What Kind of Marketing Communication You Might Receive from Us
Within the scope of your consent to receive Marketing Communication from Us, you will be receiving information about:
Our products and services, which is customized to your interests and preferences; Our latest marketing newsletters and special offerings;
Advertisement;
News updates about Us and Our collaborations with other third parties;
Our upcoming sales and promotions;
Products and services offered by Our affiliate companies, including their marketing newsletters, special offers, advertisements, sales and promotions, as outlined in section 3 of this Direct Marketing Policy.
With Whom We Share Your Data for Direct Marketing Purposes
We may share your personal data with the following parties for direct marketing purposes:
Our affiliates, which implies entities affiliated with/related to Us, i.e. any entity and/or person that is directly or indirectly controlled by Us, is under common control with Us or is controlled together with Us by other affiliated entity in consideration of common business interests. For the purposes of this Section, term “control” means possession, directly or indirectly, of the power to direct or cause the direction of the management and policies of an entity/person, whether through the ownership or control of interests or voting securities, by contract or otherwise.
Sharing is carried out in the frame of corporate governance/management structure and common business and marketing interests within Our group of affiliates, to provide you with their marketing newsletters and special offerings regarding their products and services.

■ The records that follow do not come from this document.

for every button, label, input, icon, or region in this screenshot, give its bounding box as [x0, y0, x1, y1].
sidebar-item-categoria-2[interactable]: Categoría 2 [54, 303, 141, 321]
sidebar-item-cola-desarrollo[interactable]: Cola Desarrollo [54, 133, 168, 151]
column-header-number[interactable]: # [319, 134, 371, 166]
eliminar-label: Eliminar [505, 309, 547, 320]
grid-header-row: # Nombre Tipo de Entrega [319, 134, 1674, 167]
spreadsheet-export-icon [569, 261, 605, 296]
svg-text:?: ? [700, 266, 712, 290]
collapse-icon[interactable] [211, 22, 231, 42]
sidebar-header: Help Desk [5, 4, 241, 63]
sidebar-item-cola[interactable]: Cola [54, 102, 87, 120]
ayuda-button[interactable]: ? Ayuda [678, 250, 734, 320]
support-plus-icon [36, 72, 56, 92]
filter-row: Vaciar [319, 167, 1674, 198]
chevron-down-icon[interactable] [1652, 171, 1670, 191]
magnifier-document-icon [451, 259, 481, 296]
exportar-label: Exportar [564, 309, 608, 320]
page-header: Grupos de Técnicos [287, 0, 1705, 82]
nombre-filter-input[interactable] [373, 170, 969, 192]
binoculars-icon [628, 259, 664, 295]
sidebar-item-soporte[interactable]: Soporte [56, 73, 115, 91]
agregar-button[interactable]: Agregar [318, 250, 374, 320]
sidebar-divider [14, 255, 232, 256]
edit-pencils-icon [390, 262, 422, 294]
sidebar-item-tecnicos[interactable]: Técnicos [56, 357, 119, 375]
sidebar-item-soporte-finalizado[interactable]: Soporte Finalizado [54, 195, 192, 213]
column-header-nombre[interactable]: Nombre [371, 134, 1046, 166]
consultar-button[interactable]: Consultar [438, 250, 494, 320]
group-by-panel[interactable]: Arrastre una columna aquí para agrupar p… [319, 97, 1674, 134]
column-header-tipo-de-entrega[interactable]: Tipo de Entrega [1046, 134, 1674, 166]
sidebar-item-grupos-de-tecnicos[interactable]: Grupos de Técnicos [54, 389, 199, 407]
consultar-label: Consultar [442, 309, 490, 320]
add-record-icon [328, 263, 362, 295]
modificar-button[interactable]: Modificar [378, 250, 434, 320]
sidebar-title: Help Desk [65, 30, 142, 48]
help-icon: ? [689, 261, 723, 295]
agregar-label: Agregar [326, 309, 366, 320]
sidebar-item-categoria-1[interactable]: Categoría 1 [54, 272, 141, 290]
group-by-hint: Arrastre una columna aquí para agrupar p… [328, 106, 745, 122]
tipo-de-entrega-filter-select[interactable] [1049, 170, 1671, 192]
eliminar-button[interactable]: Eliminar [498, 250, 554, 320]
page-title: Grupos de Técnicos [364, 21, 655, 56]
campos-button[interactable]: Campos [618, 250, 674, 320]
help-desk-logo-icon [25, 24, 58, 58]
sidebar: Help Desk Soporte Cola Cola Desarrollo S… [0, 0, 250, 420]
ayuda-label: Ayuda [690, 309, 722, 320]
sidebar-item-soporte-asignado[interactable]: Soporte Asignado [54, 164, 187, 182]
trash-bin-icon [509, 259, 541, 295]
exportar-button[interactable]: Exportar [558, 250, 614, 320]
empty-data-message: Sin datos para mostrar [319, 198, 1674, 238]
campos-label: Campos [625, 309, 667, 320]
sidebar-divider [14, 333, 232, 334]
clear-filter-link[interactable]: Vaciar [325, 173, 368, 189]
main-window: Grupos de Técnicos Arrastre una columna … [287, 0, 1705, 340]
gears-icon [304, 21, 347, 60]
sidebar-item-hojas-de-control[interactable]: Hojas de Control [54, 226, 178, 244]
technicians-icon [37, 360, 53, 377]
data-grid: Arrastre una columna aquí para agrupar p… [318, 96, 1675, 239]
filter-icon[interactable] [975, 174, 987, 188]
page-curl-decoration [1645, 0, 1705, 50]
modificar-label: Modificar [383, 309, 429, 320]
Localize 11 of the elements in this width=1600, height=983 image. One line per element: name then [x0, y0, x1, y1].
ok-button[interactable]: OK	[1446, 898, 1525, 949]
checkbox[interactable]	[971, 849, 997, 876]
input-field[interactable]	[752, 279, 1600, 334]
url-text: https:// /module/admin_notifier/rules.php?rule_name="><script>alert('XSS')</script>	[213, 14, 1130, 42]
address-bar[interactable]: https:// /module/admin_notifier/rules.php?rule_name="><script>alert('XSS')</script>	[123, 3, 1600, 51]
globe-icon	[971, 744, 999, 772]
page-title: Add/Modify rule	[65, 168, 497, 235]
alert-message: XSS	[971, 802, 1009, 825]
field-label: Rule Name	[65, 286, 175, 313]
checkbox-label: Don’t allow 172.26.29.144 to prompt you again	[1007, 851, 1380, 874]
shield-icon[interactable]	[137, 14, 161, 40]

Our employees, who need to have access to and process Your personal data solely for direct marketing purposes and who are bound by the same degree of confidentiality obligations with respect to proper handling, processing, storing and non-disclosure of your personal data;
If You Do Not Wish to Receive Marketing Communication from Us Anymore
Withdrawing your consent from direct marketing is just as easy as giving consent:
Every Marketing Communication sent to you has an integrated Unsubscribe tool allowing you to easily opt-out of receiving any Marketing Communication from Us;
Alternatively, you can also address us on the contact details indicated in section 6 of this Direct Marketing Policy.

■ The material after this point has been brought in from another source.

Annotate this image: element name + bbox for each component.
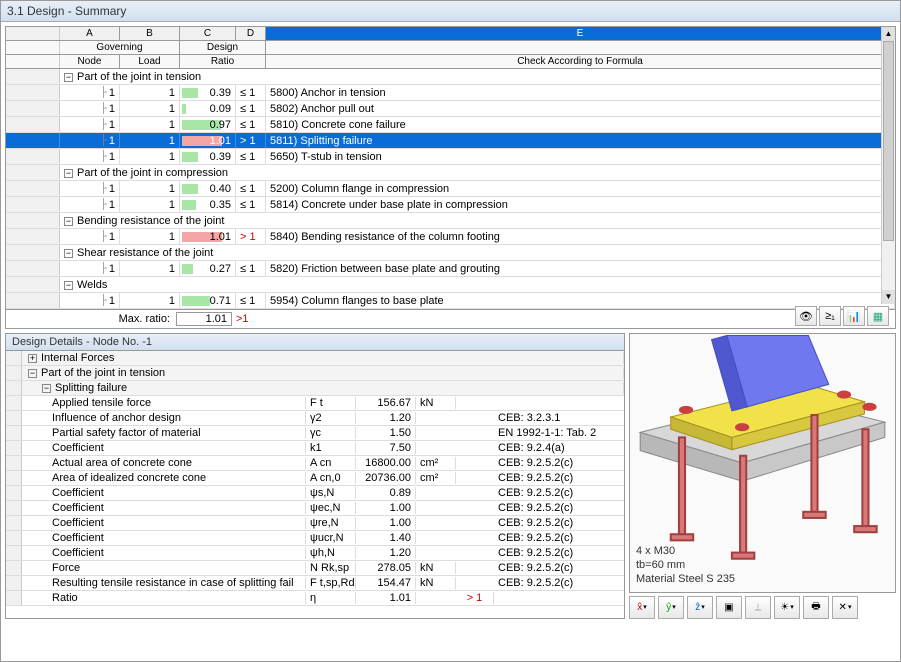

Please, Note: If you opt-out of receiving direct marketing from Us, You will no longer receive any of Our Marketing Communications. We will ensure this opt-out request is processed within statutory timeframes
Withdrawing Your consent with Us will automatically result in withdrawing consent on receiving Marketing Communication from Our affiliates too. Therefore, You will not need to take any extra actions for them to cease Marketing Communication.
Storage Security and Duration
We treat Your Personal Information with utmost diligence and confidentiality and have implemented all the necessary technical and organizational security measures for the purposes of protecting this Information from unlawful usage, loss, alteration, erasure, processing or any other unauthorized forms of access to and impact on such Personal Data. These measures imply the storage of Your Personal Data on a secure electronic data base accessible only to a limited number of individuals, in accordance with internal standard operational procedures implemented and made binding by Us for Our personnel to comply with.
We further ensure that all the third parties comply with the same rules and procedures.